While the Franchises Act provides a general framework for franchising in BC, the regulations contain fundamental details on what franchisors must disclose to prospective franchisees in disclosure documents which must be delivered before fanchise agreements can be signed or money taken toward the franchise. There are many similarities between the BC and Ontario disclosure regulations. However, BC’s Franchises Regulation fills in a number of the gaps that currently exist in Ontario’s disclosure framework. Notable provisions of difference in the BC regulations include:


While Ontario has requirements regarding earnings projections, the term is left undefined creating a climate of uncertainty. BC has addressed this issue and defines “Earnings Projection” as including information “given by or on behalf of the franchisor, directly or indirectly, from which a specific level or range of actual or potential sales, costs, income, revenue or profits from franchises or businesses of the franchisor or of the franchisor’s affiliate of the same type as the franchise being offered can be easily ascertained.” The definition is broad and inclusive, capturing a range of potential sources of information from which projections can be “easily ascertained”.

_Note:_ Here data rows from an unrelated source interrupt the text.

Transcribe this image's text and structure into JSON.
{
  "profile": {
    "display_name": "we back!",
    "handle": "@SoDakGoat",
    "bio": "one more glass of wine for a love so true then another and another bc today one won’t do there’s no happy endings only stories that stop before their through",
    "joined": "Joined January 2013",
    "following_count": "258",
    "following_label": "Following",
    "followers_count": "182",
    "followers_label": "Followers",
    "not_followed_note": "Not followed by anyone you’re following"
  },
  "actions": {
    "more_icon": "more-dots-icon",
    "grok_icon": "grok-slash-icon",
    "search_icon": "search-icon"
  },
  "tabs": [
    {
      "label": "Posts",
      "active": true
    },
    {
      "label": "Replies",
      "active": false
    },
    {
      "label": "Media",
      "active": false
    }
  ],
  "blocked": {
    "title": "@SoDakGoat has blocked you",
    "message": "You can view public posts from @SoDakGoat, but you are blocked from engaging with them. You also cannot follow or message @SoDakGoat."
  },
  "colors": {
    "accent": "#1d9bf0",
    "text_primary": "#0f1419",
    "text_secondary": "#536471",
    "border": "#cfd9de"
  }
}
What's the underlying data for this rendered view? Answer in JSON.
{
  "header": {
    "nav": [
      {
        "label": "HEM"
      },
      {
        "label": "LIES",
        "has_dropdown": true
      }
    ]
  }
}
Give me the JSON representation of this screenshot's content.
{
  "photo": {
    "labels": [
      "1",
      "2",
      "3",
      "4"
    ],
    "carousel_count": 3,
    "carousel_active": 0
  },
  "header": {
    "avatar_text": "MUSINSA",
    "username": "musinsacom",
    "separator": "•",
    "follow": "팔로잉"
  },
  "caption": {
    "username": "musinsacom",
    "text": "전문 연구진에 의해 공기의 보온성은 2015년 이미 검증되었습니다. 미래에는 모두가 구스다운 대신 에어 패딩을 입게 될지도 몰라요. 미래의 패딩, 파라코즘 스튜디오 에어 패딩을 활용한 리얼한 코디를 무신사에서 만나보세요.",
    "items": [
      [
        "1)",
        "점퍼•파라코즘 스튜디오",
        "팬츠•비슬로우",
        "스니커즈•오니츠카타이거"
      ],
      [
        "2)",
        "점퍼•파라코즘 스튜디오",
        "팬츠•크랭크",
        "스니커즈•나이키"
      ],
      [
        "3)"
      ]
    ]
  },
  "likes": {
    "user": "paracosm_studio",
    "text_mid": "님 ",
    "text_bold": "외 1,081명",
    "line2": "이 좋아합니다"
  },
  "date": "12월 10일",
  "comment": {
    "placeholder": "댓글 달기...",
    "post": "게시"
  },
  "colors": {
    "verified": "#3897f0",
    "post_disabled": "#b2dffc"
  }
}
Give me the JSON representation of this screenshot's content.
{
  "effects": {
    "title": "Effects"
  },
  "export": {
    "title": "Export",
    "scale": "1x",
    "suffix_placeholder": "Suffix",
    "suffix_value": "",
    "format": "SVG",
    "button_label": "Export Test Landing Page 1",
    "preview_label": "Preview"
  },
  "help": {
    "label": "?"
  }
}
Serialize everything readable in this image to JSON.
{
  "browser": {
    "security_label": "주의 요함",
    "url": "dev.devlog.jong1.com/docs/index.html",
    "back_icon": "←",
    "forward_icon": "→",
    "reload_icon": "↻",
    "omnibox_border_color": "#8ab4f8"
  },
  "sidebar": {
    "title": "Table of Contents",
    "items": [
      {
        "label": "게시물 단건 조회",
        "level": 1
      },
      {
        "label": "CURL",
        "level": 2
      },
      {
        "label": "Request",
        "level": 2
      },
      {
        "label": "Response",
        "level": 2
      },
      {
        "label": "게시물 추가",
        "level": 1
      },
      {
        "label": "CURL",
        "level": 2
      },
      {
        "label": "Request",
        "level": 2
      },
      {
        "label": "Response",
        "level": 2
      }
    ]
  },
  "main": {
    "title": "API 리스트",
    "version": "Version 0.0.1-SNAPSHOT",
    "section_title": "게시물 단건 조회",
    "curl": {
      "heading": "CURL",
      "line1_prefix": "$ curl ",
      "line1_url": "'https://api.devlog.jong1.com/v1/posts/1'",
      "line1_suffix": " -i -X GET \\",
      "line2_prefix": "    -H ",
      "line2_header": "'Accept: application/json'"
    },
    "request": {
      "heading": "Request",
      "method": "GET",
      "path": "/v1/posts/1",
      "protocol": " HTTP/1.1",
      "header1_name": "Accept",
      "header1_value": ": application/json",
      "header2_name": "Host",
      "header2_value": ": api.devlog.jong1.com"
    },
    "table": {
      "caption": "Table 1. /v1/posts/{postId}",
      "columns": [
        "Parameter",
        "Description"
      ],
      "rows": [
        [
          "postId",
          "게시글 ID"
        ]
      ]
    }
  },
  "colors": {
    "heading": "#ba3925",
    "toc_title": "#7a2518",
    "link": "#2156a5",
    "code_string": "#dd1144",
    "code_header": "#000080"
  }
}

In addition, BC further requires that if an earnings projection is provided, a disclosure document must include a statement which not only specifies the assumptions and bases underlying the projection and where the information is available for inspection (as is also required in Ontario), but also whether the earnings projection is based on actual results of the franchises or corporate stores and, if so, the location, areas, territories or markets of such franchises and businesses. In addition, if the earnings projection is based on a business operated by the franchisor or franchisor’s affiliate, the disclosure document must state that the information may differ in respect of a franchise operated by a franchisee.


In BC, further details are specified on what information a franchisor must provide regarding dispute resolution processes, including restrictions imposed and requirements relating to the venue or location of the process. This is in addition to Section 12(1) of the Franchises Act which states that restrictions on the application of BC law and restrictions on jurisdiction or venue to a forum outside BC are void.


Both BC and Ontario have similar rules on information required to be disclosed related to the franchisee’s costs associated with the establishment of the franchise. However, the BC regulation contains a catch-all basket clause for other fees. Franchisors must include the nature and amount of any recurring or isolated fees or payments that the franchisee must pay directly or indirectly to the franchisor or that the franchisor collects on behalf of a third party.


Absent from the Ontario regulation, BC requires franchisors to provide a description of its policies and practices regarding guarantees and security interests.


In addition to information on how a franchisee’s territorial rights will be determined and the franchisor’s policy on territorial rights, BC disclosure documents must include a description of any reservation of rights by the franchisor to market goods or services of the same kind sold or distributed by franchisees, whether under the same or a different trademark. Franchisors must also specify whether they reserve any rights to distribute any goods or services by internet sales, telephone sales, catalogue sales or sales by other means.


Both BC and Ontario disclosure documents must include information about required federal and provincial licences, registrations, authorizations, etc. (BC’s regulation requires the information to be in the form of a list, while Ontario’s regulation requires a description). However, unlike Ontario, BC leaves out the requirement to provide information on obligations under applicable municipal by-laws. Instead, disclosure documents must include a statement that in addition to listed information, the franchisee may be required under other federal or provincial laws or under municipal by-laws to obtain licences, registrations, etc. to operate the franchise and that the franchisee should make inquiries to determine what is required.


The BC regulation sets out a number of negative disclosure statements that must be provided in the disclosure document, if applicable, including:

  • If no manuals are provided to the franchisee, there must be a statement to that effect;
  • If training is not offered to the franchisee, there must be a statement to that effect;
  • If an estimate of operating costs is not provided, there must be a statement to that effect;
  • If an earnings projection is not provided, there must be a statement to that effect; and
  • If no territorial rights are granted, there must be a statement to that effect.